Many military job fields, such as medical, dental, computer skills, clerical, and mechanical have direct application to civilian career fields if a service member does not want to make a career of the military. Many employers will also see military experience as a sound base for civilian job skills, as the military stresses discipline and respect for superiors.
Another great perk about military service is the fact that it offers money for school. The GI Bill now offers money for tuition as well as housing while a veteran goes to college. Many colleges accept certain military training as credits toward a degree, and tuition assistance can allow those serving on active duty to take college courses while they serve. A smart service member can leave the service with enough credits to have most basic level courses out of the way, or even have a full bachelor’s degree.

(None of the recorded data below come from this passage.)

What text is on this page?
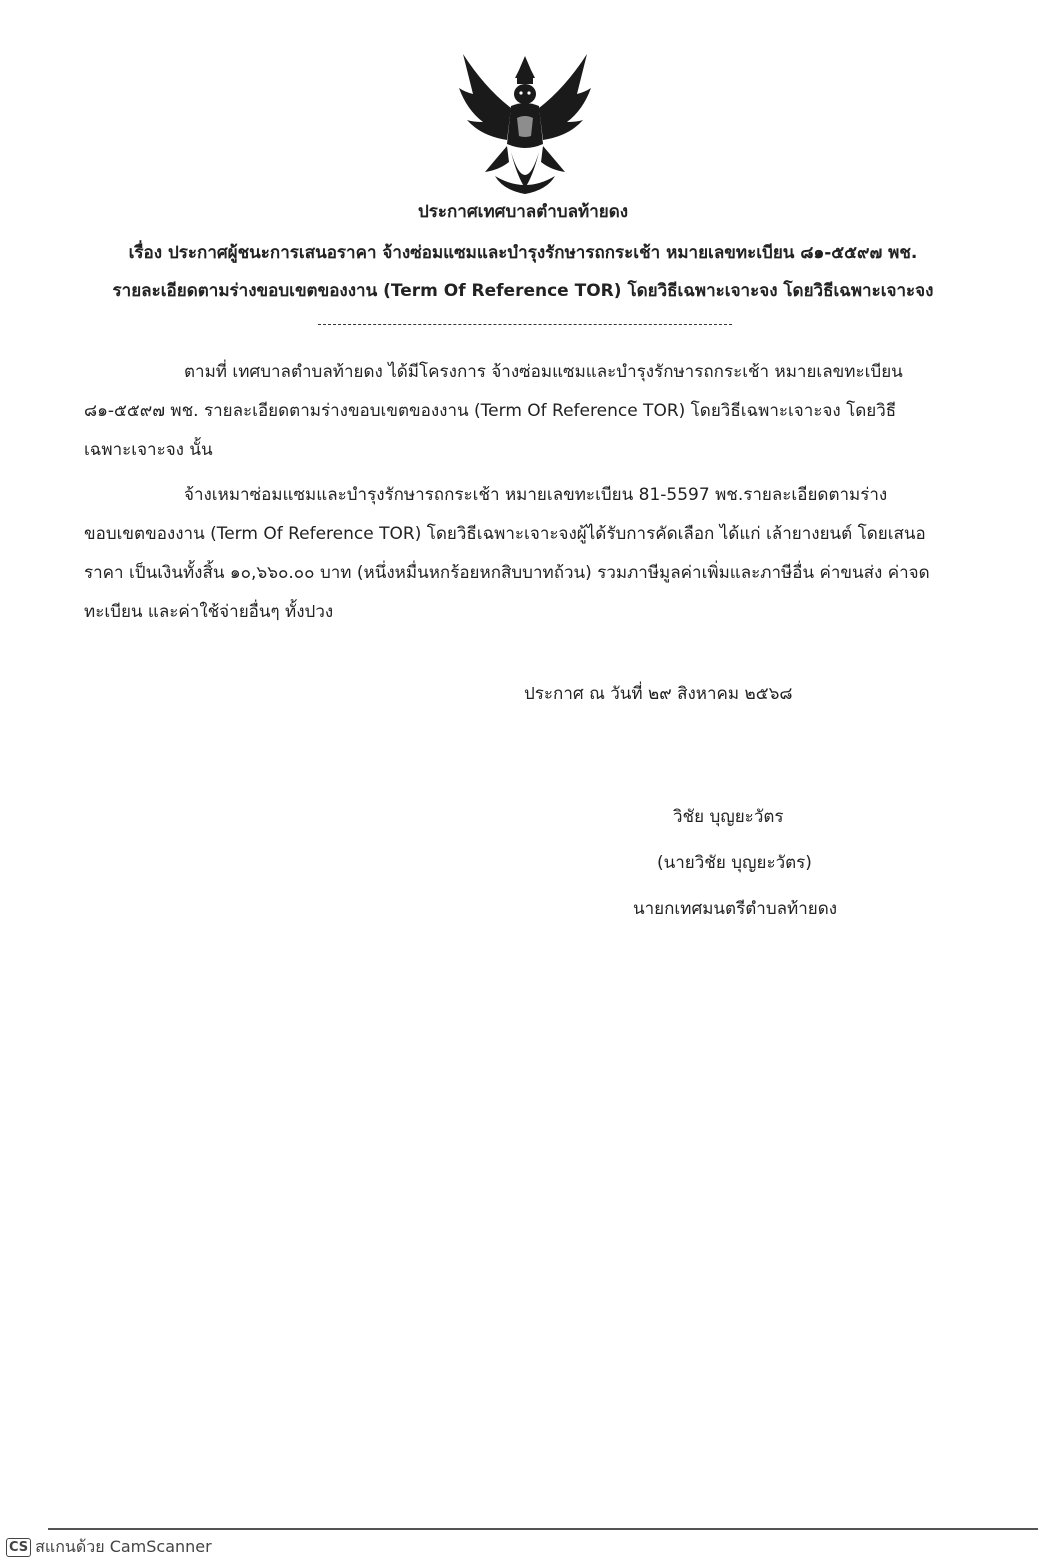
ประกาศเทศบาลตำบลท้ายดง
เรื่อง ประกาศผู้ชนะการเสนอราคา จ้างซ่อมแซมและบำรุงรักษารถกระเช้า หมายเลขทะเบียน ๘๑-๕๕๙๗ พช.
รายละเอียดตามร่างขอบเขตของงาน (Term Of Reference TOR) โดยวิธีเฉพาะเจาะจง โดยวิธีเฉพาะเจาะจง
ตามที่ เทศบาลตำบลท้ายดง ได้มีโครงการ จ้างซ่อมแซมและบำรุงรักษารถกระเช้า หมายเลขทะเบียน ๘๑-๕๕๙๗ พช. รายละเอียดตามร่างขอบเขตของงาน (Term Of Reference TOR) โดยวิธีเฉพาะเจาะจง โดยวิธี เฉพาะเจาะจง นั้น
จ้างเหมาซ่อมแซมและบำรุงรักษารถกระเช้า หมายเลขทะเบียน 81-5597 พช.รายละเอียดตามร่าง ขอบเขตของงาน (Term Of Reference TOR) โดยวิธีเฉพาะเจาะจงผู้ได้รับการคัดเลือก ได้แก่ เล้ายางยนต์ โดยเสนอ ราคา เป็นเงินทั้งสิ้น ๑๐,๖๖๐.๐๐ บาท (หนึ่งหมื่นหกร้อยหกสิบบาทถ้วน) รวมภาษีมูลค่าเพิ่มและภาษีอื่น ค่าขนส่ง ค่าจดทะเบียน และค่าใช้จ่ายอื่นๆ ทั้งปวง
ประกาศ ณ วันที่ ๒๙ สิงหาคม ๒๕๖๘
วิชัย บุญยะวัตร
(นายวิชัย บุญยะวัตร)
นายกเทศมนตรีตำบลท้ายดง
CS สแกนด้วย CamScanner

With the war in Iraq over and operations in Afghanistan ending soon, the military is becoming a much safer option, with less chance of seeing combat during an enlistment period.
The military may not be for everyone though. Certain medical conditions can permanently disqualify an applicant, as can criminal history. And the military does have strict height, weight, and general fitness standards that many young people do not fall under.
“Learn a trade, son.” Many young people left high school with no university ambitions for many years. For them, learning a skill such as welding, plumbing, styling hair, or working on cars and trucks was far preferable to spending more money to get a bachelor’s degree. Many people enjoy working with their hands and get great satisfaction from any number of trade fields. Entry-level automotive mechanics can expect to make $30,000 a year, wages that are quite competitive with what a college graduate with a degree in liberal arts could expect. Senior HVAC (heating and air conditioning) technicians often make $75,000 a year. These skills can limit what a new graduate can do compared to someone with a business degree, but that is not necessarily a bad thing. People will always need their cars fixed. They always need air conditioners. People always need truckers to get goods from point A to point B. There are plenty of things out there that people will always need, and a degree cannot provide the job security of a trade in many cases.
Sales jobs offer the chance to make money based on skill level. Good starting positions can involve restaurant work, where a good server in a busy restaurant can expect to make at least $100 a night in tips alone. Wages just increase more as a server moves up in the ranks or find more affluent restaurants to work in. This can be an exciting way to build sales and communication skills. Car sales is a field where successful salespeople can make upwards of $100,000 a year, meaning that there is ample opportunity to earn without a college degree.
These are just a few options for someone who does not want to go to college right out of high school. There is nothing wrong with not going to college, and it may be a smarter move than winding up with years of debt and little to show for it.